Entre ‘descubrimientos’ de petróleo en Venezuela e hidroeléctricas en Ecuador ¿Cuándo le toca ‘algo’ a nuestro país?
CIUDAD DE BUENOS AIRES (Urgente24). En materia energética, la Argentina ha sido victima de la postergación durante años. La falta de inversión y previsión empujaron al sistema al borde del abismo y lo acerca al colapso cada vez que suben las temperaturas.
Más allá de un plan de ahorro energético que no ha logrado grandes resultados, no se habla de construcción de usinas, ni de importación de tecnología, ni mucho menos de hallazgo de petróleo por parte de la estatal Enarsa en nuestro territorio.
Sin embargo recientemente la información que circula es todo lo contrario y por fuera de nuestro país.
Por estas horas una de las noticias que acapara los medios, en cuanto a energía, tiene que ver con, como ayer anticipaba Urgente24, el acuerdo entre la Argentina y Ecuador para la construcción de un proyecto hidroeléctrico. Pero este proyecto será en Ecuador y no en nuestro país.
Los argentinos quisieran obras de este tipo en nuestro país pero temen (tememos) que se puedan transformar en un estigma tal como lo es Yacyretá. Tras tantos años de proyecciones e inversiones la central estaría terminada recién este año (o al menos eso dicen).
En este sentido ahora que la otra represa binacional, Corpus, quedará bajo la dirección del Ente Binacional Yacyretá (EBY) las sombras de todo lo que ocurrió con la primera represa argentino-paraguaya reflotan y la confianza se diluye en el agua que pasaría por la represa.
Ni hablar del Estado de El Chocón que podría salir de funcionamiento debido a la merma de su caudal, algo que debió haberse previsto.
La central ecuatoriana de Coca Codo Sinclair costará US$1.600 millones y la Argentina participará con el 30% de su financiamiento.
Por otro lado, la ficticia información de que la empresa estatal Enarsa encontró petróleo en Venezuela, parece un puñal en la Argentina de la crisis energética.
Una empresa que nunca encontró nada en lo que va de su existencia justo lo hace fuera de su país. De todas formas aun la información que circula es la misma: sin fuentes confiables que la constate. Incluso el sitio oficial de Enarsa reproduce la nota publicada el miércoles 6 por El Cronista. Poco serio.
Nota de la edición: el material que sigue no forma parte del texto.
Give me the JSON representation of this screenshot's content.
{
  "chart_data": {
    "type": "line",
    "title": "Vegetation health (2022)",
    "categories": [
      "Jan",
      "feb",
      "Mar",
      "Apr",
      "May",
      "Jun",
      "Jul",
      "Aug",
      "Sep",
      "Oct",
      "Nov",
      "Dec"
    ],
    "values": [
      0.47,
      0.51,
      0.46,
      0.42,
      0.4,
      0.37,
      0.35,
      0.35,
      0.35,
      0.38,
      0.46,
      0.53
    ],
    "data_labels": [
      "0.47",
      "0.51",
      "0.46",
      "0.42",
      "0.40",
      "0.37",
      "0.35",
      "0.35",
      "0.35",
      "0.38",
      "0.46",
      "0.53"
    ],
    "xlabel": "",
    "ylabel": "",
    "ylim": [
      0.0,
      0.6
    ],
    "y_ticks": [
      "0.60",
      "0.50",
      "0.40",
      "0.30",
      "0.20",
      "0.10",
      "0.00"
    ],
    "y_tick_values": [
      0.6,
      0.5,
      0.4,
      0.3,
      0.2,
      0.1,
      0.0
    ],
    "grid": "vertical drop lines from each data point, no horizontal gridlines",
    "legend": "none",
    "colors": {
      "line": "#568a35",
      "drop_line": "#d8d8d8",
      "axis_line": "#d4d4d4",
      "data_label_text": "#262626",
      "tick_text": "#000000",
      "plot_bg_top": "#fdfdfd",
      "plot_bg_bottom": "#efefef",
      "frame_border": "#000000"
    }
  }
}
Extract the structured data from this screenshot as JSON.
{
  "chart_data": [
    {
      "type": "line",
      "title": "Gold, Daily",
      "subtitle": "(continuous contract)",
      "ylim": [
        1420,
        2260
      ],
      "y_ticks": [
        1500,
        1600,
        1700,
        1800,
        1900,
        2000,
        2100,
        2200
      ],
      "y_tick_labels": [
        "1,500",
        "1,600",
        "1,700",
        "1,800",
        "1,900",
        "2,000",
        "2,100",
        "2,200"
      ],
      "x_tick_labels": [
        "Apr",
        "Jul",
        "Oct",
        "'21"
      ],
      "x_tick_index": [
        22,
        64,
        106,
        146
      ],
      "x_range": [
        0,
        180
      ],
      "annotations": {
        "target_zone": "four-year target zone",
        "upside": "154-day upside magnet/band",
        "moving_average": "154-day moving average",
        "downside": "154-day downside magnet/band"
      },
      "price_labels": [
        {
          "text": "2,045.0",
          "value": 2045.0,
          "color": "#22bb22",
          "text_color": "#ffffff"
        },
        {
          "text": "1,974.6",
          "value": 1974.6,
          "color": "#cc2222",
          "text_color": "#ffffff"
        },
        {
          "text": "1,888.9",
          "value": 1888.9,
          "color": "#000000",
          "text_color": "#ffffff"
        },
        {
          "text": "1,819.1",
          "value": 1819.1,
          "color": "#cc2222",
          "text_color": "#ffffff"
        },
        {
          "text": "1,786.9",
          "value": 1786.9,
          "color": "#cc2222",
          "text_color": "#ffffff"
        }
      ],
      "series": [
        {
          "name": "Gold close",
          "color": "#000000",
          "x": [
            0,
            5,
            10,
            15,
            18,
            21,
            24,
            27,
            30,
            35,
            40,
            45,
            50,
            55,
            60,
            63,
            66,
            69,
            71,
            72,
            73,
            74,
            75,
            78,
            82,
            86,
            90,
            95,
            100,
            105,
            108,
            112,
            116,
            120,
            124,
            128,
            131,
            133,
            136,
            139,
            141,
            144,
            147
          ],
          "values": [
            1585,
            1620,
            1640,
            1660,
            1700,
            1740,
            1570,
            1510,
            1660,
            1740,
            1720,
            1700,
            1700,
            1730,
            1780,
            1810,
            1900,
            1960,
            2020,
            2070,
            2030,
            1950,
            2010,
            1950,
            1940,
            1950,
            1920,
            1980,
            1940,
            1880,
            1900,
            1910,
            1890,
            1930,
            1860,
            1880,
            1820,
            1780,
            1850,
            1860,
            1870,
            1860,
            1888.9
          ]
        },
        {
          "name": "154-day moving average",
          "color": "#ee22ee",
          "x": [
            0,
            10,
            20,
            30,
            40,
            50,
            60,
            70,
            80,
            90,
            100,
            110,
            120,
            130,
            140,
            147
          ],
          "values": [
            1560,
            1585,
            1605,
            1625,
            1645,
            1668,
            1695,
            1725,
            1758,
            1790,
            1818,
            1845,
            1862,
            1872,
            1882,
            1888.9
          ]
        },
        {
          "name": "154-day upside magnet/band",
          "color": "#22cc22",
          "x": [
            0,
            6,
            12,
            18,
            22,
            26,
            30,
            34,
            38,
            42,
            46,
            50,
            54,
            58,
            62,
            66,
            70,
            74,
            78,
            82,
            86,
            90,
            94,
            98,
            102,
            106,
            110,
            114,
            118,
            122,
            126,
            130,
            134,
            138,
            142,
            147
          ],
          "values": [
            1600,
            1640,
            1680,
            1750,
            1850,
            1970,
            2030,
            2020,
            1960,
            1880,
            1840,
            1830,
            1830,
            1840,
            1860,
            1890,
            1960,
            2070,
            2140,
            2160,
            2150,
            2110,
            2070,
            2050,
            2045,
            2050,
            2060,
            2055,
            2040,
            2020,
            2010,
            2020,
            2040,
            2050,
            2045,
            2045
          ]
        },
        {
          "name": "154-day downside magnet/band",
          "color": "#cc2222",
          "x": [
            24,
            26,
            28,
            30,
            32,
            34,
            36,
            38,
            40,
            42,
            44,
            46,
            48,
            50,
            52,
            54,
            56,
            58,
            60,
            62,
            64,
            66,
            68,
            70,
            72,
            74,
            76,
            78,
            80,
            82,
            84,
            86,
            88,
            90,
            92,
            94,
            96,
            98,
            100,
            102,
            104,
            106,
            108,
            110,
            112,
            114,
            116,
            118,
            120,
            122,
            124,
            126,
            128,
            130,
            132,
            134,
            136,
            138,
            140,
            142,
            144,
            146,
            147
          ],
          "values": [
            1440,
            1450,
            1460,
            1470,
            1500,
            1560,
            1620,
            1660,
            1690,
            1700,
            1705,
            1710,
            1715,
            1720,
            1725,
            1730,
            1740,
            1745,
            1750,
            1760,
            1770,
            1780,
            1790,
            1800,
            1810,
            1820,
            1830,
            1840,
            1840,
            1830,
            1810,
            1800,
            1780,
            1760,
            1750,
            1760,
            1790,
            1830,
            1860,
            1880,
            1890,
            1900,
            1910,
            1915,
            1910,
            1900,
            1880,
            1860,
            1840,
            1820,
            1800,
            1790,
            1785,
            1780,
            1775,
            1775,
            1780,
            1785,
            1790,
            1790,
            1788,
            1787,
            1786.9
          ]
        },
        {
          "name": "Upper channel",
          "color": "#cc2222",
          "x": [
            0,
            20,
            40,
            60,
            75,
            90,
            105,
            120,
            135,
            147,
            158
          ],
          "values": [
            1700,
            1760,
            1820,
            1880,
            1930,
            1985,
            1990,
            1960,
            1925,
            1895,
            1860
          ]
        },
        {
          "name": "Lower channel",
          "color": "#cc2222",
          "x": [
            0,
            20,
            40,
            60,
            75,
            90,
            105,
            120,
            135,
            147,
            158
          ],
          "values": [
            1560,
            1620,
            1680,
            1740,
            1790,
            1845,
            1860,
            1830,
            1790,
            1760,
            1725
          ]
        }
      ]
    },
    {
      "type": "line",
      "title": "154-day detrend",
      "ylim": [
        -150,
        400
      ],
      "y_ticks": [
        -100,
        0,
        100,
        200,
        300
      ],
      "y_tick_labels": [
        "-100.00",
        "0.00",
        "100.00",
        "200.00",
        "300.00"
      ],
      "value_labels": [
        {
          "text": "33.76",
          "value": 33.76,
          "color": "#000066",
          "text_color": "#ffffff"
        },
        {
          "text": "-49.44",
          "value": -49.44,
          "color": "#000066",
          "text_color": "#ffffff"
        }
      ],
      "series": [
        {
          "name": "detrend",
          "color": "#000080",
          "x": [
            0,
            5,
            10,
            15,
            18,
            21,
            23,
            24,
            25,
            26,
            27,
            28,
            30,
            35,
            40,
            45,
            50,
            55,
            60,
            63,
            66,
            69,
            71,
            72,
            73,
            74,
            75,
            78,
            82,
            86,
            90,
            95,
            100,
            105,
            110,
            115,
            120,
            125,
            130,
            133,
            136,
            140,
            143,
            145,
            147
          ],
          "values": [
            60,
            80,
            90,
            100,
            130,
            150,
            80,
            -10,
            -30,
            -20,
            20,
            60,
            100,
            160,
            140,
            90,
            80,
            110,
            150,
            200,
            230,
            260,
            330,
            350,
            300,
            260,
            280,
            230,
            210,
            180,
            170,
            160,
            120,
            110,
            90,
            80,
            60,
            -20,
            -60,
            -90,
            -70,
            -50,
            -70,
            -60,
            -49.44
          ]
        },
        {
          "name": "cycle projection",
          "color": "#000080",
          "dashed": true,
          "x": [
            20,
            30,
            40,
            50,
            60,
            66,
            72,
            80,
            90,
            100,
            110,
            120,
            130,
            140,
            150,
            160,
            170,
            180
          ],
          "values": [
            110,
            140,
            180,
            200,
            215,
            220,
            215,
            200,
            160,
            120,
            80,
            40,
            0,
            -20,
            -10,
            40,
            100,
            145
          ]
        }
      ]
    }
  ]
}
Otro puñal que causó conmoción fue el anuncio con bombos y platillos por parte de la Presidente Cristina de Kirchner acerca de la venta de tecnología argentina a (otra vez) Venezuela.
El contrato asciende a US$520 millones, fue suscrito por la empresa Impsa, propiedad del grupo de Eduardo Pescarmona, y lo consiguió tras presentarse en una licitación internacional de la que también participaron las empresas General Electric, Alstom y Siemens, compañías que la Presidente describió como "verdaderos monstruos".
En plena crisis energética, Impsa, una de las empresas más importantes del sector, no tiene ningún proyecto destinado a la matriz de energía nacional y privilegia negocios más rentables en el exterior.
Estos son algunos de los ejemplos, los que más sonaron recientemente y llevan a la reflexionar acerca de que papel juegan los argentinos en la lista de prioridades de las autoridades nacionales.